No já inesquecível jogo Porto-Benfica da marcante noite do
dia 14 de janeiro de 2026, em que o FC Porto eliminou o Benfica da Taça de
Portugal desta época futebolística de 2025/2026, derrotando a sobranceria e
arrogância de Rui Costa & Mourinho, ficou para a história também o facto do
portista Martim Fernandes ter jogado com o nariz partido quase até ao fim do jogo.
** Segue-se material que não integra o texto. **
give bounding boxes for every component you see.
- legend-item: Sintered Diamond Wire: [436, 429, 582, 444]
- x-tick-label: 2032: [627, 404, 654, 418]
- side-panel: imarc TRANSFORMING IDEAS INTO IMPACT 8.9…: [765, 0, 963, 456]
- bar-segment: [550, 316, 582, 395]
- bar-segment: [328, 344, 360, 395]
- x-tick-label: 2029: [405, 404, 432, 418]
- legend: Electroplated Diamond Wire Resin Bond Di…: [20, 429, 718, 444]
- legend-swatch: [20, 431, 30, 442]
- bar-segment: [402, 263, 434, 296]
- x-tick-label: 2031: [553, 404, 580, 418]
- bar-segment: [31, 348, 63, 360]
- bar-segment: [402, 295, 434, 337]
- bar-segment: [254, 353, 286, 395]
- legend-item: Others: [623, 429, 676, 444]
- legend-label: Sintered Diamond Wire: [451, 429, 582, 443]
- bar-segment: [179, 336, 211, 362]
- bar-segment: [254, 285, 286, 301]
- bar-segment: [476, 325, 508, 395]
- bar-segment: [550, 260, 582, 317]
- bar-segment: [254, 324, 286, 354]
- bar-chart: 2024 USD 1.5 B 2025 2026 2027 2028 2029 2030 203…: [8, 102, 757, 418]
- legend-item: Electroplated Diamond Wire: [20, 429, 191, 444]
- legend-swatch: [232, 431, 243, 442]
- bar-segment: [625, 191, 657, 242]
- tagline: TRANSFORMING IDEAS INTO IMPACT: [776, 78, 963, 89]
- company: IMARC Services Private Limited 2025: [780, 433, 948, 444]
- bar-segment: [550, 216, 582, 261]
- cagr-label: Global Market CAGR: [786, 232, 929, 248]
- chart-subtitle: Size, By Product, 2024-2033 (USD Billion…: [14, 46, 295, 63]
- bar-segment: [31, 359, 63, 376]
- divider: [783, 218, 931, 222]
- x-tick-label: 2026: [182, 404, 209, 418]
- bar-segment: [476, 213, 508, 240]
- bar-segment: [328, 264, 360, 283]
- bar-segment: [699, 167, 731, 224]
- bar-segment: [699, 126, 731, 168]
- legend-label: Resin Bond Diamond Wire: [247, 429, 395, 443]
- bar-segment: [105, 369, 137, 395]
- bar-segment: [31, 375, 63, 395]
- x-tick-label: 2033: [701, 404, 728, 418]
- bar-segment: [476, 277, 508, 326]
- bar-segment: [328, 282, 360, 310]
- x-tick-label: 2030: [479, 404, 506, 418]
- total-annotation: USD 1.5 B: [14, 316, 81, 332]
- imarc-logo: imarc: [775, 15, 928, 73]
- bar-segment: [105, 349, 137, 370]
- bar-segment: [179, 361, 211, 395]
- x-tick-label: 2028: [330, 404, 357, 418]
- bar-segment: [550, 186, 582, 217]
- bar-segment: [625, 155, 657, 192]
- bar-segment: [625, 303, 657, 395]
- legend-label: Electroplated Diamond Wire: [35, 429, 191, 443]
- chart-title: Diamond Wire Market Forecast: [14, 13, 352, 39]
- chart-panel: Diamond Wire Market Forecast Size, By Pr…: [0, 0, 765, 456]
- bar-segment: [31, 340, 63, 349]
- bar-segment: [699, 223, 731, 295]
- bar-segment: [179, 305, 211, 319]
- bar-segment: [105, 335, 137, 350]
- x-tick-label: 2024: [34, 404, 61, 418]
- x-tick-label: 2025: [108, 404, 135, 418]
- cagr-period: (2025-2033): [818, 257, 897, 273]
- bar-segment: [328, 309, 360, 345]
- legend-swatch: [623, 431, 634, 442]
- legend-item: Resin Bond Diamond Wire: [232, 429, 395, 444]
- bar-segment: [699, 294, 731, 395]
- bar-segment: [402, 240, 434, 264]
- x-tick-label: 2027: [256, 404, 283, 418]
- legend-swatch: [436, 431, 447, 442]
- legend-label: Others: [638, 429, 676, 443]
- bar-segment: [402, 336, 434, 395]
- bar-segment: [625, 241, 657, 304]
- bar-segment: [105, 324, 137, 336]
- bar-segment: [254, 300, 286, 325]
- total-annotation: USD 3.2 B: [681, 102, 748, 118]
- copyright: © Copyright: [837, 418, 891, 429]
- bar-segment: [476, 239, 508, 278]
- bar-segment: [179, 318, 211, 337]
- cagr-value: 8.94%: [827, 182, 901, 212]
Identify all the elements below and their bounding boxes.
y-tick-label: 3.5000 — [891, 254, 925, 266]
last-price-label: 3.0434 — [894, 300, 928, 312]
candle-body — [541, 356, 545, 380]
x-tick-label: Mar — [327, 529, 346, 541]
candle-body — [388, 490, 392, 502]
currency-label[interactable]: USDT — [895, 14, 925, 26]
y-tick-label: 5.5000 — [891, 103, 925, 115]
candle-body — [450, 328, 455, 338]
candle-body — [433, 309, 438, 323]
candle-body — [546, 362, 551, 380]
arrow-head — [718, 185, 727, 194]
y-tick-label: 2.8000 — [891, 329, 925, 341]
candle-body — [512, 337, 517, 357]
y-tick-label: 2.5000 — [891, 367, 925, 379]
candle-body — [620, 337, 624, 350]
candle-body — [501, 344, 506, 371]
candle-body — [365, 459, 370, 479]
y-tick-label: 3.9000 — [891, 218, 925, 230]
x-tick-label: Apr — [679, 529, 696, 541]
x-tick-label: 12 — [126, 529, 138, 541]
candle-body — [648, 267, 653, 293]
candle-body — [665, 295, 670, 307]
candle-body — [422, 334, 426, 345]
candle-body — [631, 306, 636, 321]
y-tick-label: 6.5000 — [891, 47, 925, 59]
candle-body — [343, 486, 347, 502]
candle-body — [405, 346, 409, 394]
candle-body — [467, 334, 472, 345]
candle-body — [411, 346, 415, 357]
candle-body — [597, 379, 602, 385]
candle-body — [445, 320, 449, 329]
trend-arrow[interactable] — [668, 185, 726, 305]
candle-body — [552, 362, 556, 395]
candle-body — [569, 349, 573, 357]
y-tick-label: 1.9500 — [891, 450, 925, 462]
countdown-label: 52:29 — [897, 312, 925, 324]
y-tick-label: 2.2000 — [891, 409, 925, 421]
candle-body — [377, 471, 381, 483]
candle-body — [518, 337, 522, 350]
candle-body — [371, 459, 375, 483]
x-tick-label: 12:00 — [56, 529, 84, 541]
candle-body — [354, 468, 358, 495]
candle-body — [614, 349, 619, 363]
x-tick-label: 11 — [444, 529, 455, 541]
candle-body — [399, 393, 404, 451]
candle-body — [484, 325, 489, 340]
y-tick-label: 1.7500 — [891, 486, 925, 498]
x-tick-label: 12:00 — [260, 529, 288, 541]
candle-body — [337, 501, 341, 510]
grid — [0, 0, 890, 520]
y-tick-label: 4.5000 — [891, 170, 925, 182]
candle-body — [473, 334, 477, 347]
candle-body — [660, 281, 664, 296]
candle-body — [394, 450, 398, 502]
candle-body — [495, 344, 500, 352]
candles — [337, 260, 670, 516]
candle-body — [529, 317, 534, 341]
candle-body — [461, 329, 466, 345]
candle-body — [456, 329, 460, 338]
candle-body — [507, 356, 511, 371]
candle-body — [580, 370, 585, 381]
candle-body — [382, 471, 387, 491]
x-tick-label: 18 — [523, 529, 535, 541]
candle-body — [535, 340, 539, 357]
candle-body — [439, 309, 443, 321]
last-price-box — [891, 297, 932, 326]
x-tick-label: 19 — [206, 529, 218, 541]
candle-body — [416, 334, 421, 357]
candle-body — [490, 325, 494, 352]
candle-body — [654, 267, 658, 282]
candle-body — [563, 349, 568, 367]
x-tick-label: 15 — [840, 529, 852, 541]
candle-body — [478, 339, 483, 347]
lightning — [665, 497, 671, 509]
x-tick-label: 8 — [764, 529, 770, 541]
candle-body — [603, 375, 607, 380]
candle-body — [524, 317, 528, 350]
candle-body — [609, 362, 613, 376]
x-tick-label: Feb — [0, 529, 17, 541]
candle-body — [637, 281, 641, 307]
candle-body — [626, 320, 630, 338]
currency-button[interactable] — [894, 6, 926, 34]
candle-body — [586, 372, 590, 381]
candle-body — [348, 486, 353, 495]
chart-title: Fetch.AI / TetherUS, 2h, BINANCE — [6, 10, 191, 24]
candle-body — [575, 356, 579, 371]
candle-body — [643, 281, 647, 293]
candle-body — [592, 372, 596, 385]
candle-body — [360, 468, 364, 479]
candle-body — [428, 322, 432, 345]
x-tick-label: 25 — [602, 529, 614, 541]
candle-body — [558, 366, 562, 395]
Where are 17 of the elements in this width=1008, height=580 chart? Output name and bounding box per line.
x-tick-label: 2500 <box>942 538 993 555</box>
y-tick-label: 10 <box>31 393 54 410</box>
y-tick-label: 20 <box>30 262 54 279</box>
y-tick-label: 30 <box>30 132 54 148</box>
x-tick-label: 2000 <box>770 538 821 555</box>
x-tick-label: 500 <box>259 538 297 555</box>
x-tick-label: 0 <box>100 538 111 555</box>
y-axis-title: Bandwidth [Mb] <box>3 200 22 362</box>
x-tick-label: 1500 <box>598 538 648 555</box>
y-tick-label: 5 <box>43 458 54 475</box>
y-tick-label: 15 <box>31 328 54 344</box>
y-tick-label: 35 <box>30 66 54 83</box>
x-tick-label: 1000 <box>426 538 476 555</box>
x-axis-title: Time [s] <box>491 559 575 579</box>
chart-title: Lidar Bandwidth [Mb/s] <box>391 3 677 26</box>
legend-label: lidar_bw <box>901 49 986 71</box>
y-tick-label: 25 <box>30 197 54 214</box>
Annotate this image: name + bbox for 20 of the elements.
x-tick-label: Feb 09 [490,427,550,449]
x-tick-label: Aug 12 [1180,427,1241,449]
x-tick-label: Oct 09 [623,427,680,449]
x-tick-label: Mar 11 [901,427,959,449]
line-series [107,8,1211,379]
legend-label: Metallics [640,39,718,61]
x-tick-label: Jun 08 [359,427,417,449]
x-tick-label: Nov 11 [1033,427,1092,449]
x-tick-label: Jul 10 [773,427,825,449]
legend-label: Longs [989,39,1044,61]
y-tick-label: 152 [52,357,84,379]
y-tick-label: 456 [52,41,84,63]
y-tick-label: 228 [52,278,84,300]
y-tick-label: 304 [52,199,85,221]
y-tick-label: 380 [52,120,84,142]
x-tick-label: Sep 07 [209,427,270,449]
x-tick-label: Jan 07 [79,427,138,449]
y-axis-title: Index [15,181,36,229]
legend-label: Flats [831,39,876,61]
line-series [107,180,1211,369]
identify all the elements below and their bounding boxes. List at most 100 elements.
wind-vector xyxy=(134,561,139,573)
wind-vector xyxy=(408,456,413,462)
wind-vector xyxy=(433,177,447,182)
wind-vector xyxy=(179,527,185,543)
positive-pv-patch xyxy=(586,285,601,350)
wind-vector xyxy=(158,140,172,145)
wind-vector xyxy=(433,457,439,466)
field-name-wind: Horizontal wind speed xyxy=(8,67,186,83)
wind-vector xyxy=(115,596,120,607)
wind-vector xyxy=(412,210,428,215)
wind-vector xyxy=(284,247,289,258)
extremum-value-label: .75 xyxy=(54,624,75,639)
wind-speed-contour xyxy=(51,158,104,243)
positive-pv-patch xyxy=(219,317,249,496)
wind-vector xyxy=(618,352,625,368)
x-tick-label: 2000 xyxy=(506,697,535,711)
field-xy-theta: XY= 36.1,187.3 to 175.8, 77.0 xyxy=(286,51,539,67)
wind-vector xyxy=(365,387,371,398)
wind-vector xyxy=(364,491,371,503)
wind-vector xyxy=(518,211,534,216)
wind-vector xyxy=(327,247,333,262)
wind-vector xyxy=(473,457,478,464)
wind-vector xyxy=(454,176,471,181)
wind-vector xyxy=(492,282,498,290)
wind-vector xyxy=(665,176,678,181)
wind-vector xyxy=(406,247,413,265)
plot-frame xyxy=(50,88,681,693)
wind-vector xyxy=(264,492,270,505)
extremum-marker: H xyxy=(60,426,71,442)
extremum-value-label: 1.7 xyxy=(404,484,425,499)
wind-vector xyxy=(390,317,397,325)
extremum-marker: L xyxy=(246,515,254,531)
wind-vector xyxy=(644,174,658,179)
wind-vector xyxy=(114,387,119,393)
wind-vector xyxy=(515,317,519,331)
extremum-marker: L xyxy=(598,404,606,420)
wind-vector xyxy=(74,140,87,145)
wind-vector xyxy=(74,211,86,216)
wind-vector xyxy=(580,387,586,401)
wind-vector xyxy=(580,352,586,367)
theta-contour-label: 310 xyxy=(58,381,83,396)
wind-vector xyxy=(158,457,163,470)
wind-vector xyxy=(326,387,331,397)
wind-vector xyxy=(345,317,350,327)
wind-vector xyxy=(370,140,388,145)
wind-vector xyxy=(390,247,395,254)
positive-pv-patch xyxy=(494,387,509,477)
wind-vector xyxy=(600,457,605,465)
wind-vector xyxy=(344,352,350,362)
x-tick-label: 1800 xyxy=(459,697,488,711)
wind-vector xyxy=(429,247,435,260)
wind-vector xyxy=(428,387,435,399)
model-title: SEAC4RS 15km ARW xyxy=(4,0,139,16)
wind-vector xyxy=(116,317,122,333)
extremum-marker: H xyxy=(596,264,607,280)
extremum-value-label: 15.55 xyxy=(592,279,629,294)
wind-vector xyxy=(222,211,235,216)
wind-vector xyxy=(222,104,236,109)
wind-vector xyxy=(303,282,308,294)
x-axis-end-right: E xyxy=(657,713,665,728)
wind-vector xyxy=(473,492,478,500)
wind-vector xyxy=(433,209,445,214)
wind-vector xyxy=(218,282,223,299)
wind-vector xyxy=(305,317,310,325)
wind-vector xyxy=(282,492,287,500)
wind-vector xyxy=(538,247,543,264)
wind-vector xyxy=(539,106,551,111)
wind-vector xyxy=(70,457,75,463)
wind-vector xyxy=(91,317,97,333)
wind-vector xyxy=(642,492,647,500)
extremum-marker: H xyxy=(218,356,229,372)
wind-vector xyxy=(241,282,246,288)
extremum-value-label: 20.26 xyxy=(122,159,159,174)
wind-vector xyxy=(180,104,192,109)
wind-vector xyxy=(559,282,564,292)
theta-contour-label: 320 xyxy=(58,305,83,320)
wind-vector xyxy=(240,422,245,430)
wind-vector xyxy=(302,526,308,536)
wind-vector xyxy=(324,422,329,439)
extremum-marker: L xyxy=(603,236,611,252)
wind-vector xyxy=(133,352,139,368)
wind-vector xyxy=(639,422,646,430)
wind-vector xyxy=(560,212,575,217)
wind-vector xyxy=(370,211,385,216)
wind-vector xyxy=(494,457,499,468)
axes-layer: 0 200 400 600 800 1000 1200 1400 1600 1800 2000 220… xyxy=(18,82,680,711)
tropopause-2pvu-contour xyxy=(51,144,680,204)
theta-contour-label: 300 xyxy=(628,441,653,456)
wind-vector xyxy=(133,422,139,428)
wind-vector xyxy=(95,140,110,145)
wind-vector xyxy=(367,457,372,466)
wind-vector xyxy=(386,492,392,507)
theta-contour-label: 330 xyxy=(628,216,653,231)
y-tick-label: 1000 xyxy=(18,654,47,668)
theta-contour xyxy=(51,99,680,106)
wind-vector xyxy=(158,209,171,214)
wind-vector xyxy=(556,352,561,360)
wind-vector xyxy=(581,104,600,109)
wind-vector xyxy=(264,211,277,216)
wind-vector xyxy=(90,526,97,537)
Numa boa prova de profissionalismo, mas
sobretudo de alma portista e superação do jovem que teve seu
sangue a cair sobre a camisola, a pontos de ter mudado várias vezes de
camisola… a sua, do FC Porto.
O jovem defesa lateral-direito logo nos momentos iniciais
do jogo sofreu forte choque com o benfiquista Lopes Cabral, resultando
que ele, o jogador do FC Porto, fraturou o nariz, sangrando abundantemente.
Contudo, após ter recebido assistência da equipa médica dos Dragões, em pleno
relvado durante cerca duns cinco minutos, Martin decidiu prosseguir em campo.
Sendo depois necessário trocar de camisola por diversas vezes, levando à ação
rápida do roupeiro Jardel, sempre atento às situações e com camisolas prontas
para as necessárias mudanças.
O caso levou até que após a partida e através das redes
sociais, foi pelos meios informáticos do FC Porto destacada a resiliência do
jogador de 19 anos: «Quando é pelo FC Porto, um nariz partido não passa de um
mero detalhe.»
Com efeito, Martim Fernandes foi o herói
mais recente do futebol do FC Porto, ao ter jogado grande parte do jogo entre o
FC Porto e o SL Benfica com o nariz partido, tendo-se mantido em campo até
perto do final do encontro, sendo substituído apenas na reta final por Alberto
Costa. Na sequência do choque e consequente fratura, Martim Fernandes foi
obrigado a trocar de camisola pela primeira vez ao reentrar em jogo, seguindo-se,
ao longo da primeira parte, ter utilizado um total de quatro camisolas
diferentes, devido às sucessivas manchas de sangue, pois voltou a mudar de
equipamento ao minuto 26 e novamente aos 40 minutos, aproveitando uma
interrupção do jogo.
Ora, o caso de Martin Fernandes fez avivar um anterior
exemplo do João Pinto, o capitão portista de Viena que, ainda tempos antes de
se ter tornado o lendário capitão do FC Porto, jogou com
um dedo do pé partido, num dos episódios mais icónicos da sua carreira, tendo
feito um buraco na chuteira para aguentar a dor e pintar a meia de preto para
disfarçar, mostrando uma enorme superação e dedicação ao clube. Como ele próprio já contou e é um facto conhecido das histórias significativas do futebol
portista.
Assim sendo, na pertinência do ocorrido no Porto-Benfica que fez o Estádio do Dragão viver uma grande noite de gala, o exemplo de João Pinto foi lembrado e bem.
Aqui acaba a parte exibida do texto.